In Scotland solicitors in the Supreme Court are not, as in England, the only persons entitled to act as law agents. They share the privilege with writers to the signet in the Supreme Court, with agents at law and procurators in the inferior courts. They were formed into a society in 1784 and incorporated in 1796, and are usually recognized as members of the College of Justice. This difference is, however, now of little importance, as by the Law Agents Act 1873 any person duly admitted a law agent is entitled to practise before any court in Scotland. In the United States the term solicitor is used in some states in the sense of a law agent practising before a court of equity.

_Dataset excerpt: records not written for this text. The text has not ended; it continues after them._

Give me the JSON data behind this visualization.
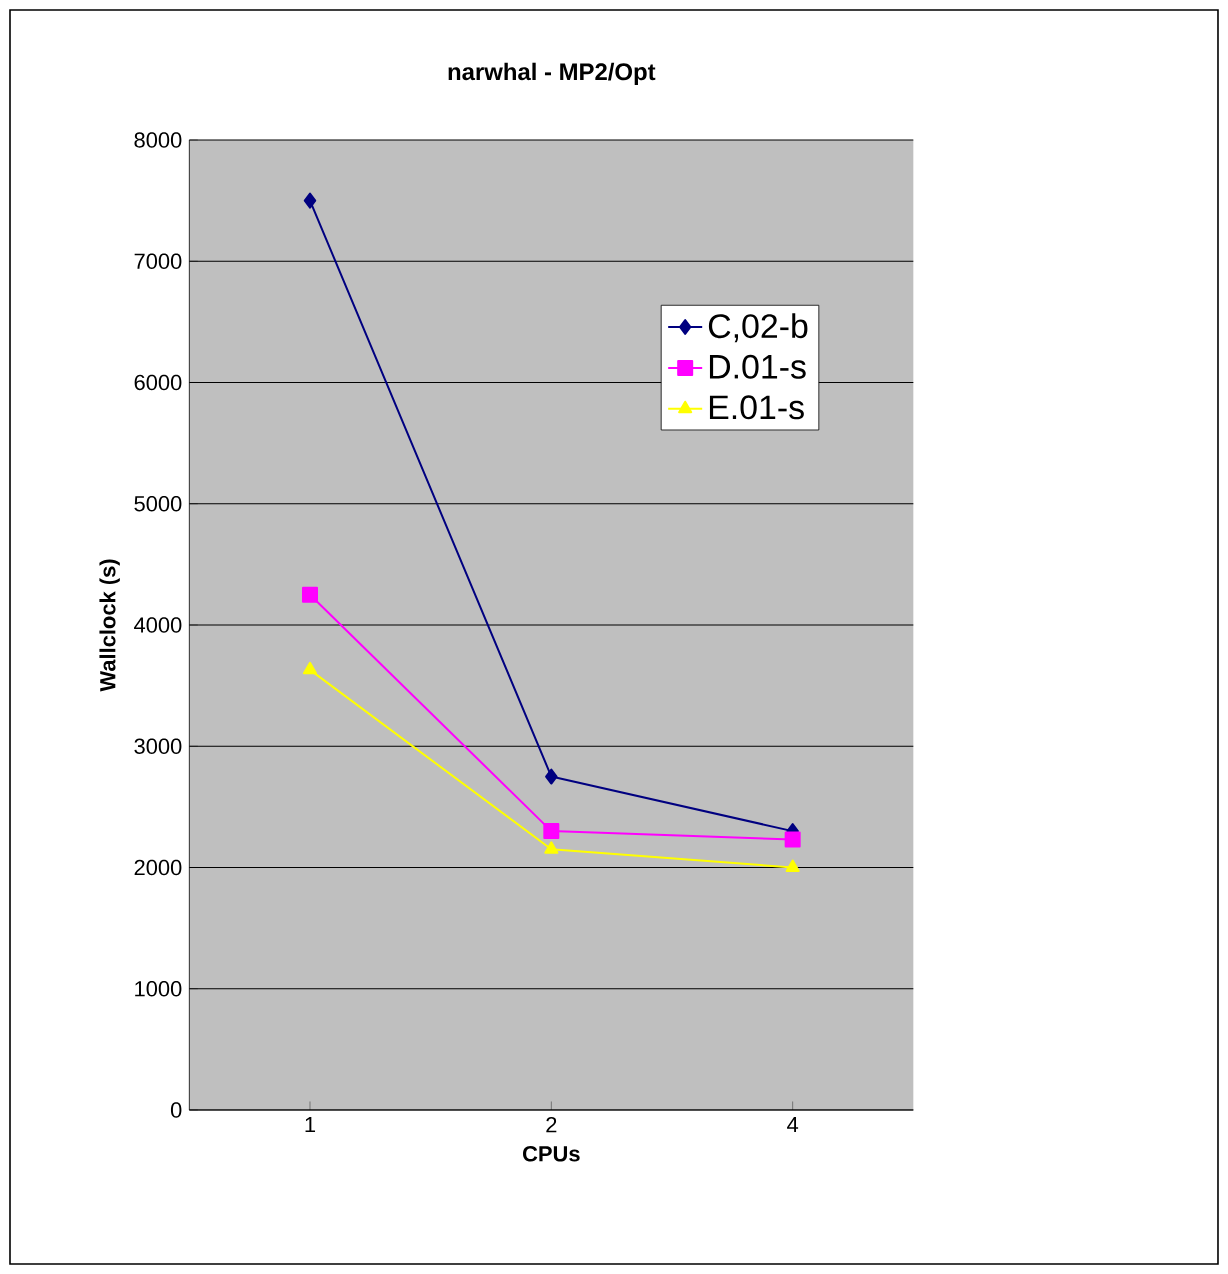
{
  "chart_data": {
    "type": "line",
    "title": "narwhal - MP2/Opt",
    "xlabel": "CPUs",
    "ylabel": "Wallclock (s)",
    "categories": [
      "1",
      "2",
      "4"
    ],
    "series": [
      {
        "name": "C,02-b",
        "color": "#000080",
        "marker": "diamond",
        "values": [
          7500,
          2750,
          2300
        ]
      },
      {
        "name": "D.01-s",
        "color": "#ff00ff",
        "marker": "square",
        "values": [
          4250,
          2300,
          2230
        ]
      },
      {
        "name": "E.01-s",
        "color": "#ffff00",
        "marker": "triangle",
        "values": [
          3630,
          2150,
          2000
        ]
      }
    ],
    "ylim": [
      0,
      8000
    ],
    "yticks": [
      0,
      1000,
      2000,
      3000,
      4000,
      5000,
      6000,
      7000,
      8000
    ],
    "grid": "y",
    "legend": "top right",
    "line_style": "solid"
  }
}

Many of the great public offices in England and the United States have their solicitors. In England the treasury solicitor fills an especially important position. He is responsible for the enforcement of payments due to the treasury, and conducts generally its legal business. The office of king's proctor is also combined with that of treasury solicitor. Under his powers as king's proctor the treasury solicitor acts as administrator of the personal estate of an intestate which has lapsed to the crown, and intervenes in cases of divorce where collusion is alleged (see under Proctor). Under the Prosecution of Offences Act 1884 he also acted as director of public prosecutions, and was sometimes called Crown Solicitor. By the Prosecution of Offences Act 1908 the office of director of public prosecutions was separated from that of treasury solicitor and made a separate appointment. In Ireland, solicitors called crown solicitors are attached to each circuit, their duty being to prepare the case for the crown in all criminal prosecutions. In the United States the office of solicitor to the treasury was created by Act of Congress in 1830. His principal duties are to take measures for protecting the revenue and to deal with lands acquired by the United States by judicial process or vested in them by security for payment of debts.

See E. B. V. Christian, A Short History of Solicitors; Cordery on Solicitors; and A. P. Poley, Law Affecting Solicitors.